Sonya sometimes spoke of her girlhood and then again of her life in the United States and in England. Once or twice she even called the name of Captain Dalton. Nona supposed that she must be recalling her meeting with Captain Dalton at the Sacred Heart Hospital. Then she remembered that Sonya had spoken of knowing the English officer years before.
But although her patient betrayed many facts of her past life to her nurse, never once did Sonya explain why she was living in such an out-of-the-way place. Neither did she give any clue to the kind of work that must have engaged her time and energy. Surely Sonya Valesky must have been upon some secret mission in the days of their first meeting on board the “Philadelphia!” Even then she had papers in her possession which she would allow no one to see.
However, Sonya was too desperately ill to permit her nurse much opportunity for surmising. Nona would never have left her alone for a moment except that she knew it was her duty to keep up her own strength.
Every afternoon she went for a short walk. And because no one but the Russian physician was allowed to enter the house, now and then the young Russian lieutenant would join Nona along the road. This could only occur when he was able to get leave, yet Nona began to hope for his coming. She was so depressed and lonely.
Once she asked him if he had ever heard of a member of his family named “Anna Orlaff.” Of course she gave no reason for her question. But it made no difference, because the young soldier could recall no such person.
In the course of one of their talks, however, he confided to Nona that he was a younger brother, but that his family were members of the Russian nobility.

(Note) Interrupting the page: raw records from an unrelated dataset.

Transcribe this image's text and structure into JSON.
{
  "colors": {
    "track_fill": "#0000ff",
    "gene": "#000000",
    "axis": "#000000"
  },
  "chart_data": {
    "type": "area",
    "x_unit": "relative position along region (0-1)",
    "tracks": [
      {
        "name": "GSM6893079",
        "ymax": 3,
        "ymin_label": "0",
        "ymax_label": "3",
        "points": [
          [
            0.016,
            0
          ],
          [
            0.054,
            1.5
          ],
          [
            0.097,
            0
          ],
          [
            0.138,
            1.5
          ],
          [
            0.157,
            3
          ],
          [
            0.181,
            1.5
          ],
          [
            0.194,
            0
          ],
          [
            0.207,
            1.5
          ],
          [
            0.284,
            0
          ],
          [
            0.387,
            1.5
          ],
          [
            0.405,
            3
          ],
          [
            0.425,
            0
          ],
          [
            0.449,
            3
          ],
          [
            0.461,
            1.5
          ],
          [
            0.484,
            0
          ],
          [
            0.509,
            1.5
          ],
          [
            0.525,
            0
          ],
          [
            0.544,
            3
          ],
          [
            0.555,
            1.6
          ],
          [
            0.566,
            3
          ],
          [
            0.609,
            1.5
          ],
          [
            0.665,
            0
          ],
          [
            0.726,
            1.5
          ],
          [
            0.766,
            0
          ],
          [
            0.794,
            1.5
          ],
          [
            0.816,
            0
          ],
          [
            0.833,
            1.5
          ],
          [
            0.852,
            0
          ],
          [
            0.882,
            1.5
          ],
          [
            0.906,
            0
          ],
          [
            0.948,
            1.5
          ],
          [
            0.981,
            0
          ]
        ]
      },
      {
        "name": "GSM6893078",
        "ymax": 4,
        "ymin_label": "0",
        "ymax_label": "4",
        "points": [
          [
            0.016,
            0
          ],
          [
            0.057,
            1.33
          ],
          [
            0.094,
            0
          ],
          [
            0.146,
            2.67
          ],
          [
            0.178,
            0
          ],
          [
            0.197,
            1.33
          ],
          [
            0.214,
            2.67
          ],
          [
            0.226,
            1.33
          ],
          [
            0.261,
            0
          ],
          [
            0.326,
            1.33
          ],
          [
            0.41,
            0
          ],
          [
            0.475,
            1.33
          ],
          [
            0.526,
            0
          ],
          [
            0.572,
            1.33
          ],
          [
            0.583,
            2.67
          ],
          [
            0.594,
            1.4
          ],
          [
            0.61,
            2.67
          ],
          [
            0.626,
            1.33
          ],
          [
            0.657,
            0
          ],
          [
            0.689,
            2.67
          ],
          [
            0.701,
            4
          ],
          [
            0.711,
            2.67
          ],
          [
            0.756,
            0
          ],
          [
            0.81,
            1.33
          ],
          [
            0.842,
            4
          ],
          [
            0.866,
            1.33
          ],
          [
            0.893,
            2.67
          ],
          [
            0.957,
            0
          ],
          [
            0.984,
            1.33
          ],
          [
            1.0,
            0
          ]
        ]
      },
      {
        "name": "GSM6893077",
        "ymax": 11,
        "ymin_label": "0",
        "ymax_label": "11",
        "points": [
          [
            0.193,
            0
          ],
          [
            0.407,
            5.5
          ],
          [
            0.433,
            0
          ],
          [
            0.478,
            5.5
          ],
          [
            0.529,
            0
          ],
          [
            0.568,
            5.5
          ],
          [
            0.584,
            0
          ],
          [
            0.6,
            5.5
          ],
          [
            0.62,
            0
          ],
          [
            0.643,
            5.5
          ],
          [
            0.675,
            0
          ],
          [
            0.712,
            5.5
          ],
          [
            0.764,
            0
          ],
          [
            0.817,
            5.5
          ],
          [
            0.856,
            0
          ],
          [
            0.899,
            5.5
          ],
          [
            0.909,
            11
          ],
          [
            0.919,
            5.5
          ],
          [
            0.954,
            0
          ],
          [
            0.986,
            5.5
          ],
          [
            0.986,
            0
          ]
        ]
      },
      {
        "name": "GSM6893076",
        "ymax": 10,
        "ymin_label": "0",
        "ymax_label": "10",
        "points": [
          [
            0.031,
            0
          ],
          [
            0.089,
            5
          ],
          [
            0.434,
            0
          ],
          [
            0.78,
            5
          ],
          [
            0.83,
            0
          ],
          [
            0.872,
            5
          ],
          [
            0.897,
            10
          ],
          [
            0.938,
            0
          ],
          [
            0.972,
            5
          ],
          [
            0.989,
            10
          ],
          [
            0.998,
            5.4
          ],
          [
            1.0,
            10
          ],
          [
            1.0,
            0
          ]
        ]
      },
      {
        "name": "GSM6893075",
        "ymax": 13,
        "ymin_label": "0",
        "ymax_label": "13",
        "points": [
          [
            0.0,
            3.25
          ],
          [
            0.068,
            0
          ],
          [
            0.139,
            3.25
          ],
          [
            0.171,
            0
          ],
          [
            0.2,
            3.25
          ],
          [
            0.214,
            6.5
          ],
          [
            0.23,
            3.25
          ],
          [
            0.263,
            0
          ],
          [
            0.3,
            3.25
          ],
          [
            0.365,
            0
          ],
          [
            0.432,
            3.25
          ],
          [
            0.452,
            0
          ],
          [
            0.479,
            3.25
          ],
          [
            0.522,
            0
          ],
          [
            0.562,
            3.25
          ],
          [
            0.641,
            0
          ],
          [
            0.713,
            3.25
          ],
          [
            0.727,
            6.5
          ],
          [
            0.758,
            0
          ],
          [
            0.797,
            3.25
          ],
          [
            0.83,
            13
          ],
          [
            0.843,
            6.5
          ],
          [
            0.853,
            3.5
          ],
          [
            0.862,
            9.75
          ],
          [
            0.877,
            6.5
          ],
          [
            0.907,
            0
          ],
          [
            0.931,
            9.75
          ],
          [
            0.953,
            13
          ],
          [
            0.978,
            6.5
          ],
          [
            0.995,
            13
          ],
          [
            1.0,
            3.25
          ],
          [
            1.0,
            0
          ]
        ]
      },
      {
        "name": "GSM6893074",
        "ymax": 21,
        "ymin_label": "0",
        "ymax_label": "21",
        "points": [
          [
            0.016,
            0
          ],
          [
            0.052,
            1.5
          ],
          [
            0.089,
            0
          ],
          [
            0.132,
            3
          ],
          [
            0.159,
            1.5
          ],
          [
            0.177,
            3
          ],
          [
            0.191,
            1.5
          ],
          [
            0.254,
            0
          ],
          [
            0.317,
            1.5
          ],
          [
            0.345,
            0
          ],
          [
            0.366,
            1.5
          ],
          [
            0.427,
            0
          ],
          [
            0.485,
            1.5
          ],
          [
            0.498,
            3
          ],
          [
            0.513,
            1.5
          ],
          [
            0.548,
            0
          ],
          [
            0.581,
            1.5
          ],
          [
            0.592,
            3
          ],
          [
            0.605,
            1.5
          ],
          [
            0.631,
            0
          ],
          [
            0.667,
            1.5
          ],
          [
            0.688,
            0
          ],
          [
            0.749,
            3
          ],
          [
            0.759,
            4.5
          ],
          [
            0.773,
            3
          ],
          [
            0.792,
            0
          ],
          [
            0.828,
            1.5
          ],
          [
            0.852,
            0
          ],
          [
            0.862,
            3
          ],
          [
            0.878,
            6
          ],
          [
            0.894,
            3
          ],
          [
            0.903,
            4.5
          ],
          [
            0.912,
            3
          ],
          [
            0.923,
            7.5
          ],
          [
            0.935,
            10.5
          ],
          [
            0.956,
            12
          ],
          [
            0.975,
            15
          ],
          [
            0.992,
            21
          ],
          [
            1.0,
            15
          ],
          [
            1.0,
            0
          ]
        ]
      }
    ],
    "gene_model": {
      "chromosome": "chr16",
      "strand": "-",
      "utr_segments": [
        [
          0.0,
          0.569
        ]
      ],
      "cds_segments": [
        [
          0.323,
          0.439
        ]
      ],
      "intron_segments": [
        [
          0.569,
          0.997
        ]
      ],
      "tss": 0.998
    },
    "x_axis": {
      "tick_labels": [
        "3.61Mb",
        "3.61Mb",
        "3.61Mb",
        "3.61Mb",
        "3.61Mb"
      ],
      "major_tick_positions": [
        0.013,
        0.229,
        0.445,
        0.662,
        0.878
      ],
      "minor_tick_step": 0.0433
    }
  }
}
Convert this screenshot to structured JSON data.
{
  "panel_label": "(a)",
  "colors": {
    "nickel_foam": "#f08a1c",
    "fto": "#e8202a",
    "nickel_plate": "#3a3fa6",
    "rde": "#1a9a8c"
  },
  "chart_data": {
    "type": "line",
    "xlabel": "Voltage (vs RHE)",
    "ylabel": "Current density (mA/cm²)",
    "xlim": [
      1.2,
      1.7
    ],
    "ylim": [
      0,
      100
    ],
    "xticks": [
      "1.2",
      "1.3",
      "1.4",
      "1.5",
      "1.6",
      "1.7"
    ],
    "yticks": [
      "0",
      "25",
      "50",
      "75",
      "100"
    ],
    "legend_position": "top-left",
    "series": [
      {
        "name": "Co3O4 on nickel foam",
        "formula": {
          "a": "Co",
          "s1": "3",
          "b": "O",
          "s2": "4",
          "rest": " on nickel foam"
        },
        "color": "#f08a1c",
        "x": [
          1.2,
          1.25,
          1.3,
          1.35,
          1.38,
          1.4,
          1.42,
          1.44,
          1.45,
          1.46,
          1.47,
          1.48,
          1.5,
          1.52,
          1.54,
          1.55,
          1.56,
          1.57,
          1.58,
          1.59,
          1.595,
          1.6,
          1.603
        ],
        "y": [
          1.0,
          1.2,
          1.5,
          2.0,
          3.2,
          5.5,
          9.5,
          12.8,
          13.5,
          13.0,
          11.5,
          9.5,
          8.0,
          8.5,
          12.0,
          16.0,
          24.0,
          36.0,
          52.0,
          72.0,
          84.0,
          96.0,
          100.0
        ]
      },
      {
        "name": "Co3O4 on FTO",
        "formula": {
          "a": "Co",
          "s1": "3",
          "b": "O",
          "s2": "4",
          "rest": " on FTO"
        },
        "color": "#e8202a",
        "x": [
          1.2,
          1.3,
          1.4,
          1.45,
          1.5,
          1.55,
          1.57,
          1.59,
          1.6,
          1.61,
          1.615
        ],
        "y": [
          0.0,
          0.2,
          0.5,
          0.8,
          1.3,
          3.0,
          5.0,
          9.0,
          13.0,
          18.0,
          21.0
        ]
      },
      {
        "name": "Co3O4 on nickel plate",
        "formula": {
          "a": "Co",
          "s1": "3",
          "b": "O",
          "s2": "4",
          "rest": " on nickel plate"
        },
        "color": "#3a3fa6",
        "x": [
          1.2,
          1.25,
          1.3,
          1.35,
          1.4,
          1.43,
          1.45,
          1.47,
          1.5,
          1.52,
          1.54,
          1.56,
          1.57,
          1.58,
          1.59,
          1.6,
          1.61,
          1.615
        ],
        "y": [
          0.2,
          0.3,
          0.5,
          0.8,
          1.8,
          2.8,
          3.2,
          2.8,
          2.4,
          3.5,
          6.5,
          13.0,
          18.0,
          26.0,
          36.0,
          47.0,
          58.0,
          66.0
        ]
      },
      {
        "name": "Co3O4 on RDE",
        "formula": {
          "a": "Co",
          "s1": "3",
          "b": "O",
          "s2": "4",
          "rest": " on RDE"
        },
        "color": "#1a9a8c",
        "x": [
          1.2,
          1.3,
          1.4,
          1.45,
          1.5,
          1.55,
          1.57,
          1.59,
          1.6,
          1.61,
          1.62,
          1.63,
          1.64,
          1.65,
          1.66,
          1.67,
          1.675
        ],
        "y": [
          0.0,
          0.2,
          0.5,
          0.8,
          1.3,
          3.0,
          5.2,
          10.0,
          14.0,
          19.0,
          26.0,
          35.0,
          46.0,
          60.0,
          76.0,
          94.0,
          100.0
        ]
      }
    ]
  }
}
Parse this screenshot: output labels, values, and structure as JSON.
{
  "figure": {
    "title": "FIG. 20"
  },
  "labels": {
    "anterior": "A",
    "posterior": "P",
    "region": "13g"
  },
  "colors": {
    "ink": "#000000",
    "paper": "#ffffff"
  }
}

Never once, however, did the young man betray any fact connected with Sonya Valesky’s history. He explained that their families had long known each other and that he had always been fond of her, nothing more.
So for this reason as well as others Nona found herself attracted by the young Russian officer. He seemed very simple, much younger than an American of the same age. At this time Michael Orlaff must have been about twenty-three. But Nona was wise enough to discover that he was not so simple and direct as she had first believed him. A Russian does not readily betray either his deeper thoughts or his deeper feelings. The young Russian lieutenant would not even speak of the war nor his own part in it. Yet Nona guessed from her own observation and from certain unconscious information that he was one of the favorite younger officers of the Russian general in command of the Grovno fortifications.
So a number of weeks passed, until now and then Nona Davis almost forgot the war and her original reasons for being in her present strange position. No one brought her papers; Barbara’s and Mildred’s letters contained little war news. The truth was possibly being concealed from them, or else there was no way of their discovering it.
So Nona was at least spared the anxiety of knowing that the victorious German hosts were drawing nearer and nearer the fortress of Grovno. Like stone houses built by children the other ancient Russian forts had fallen before his “Excellenz von Beseler,” the victor of Antwerp, who was known as the German battering ram.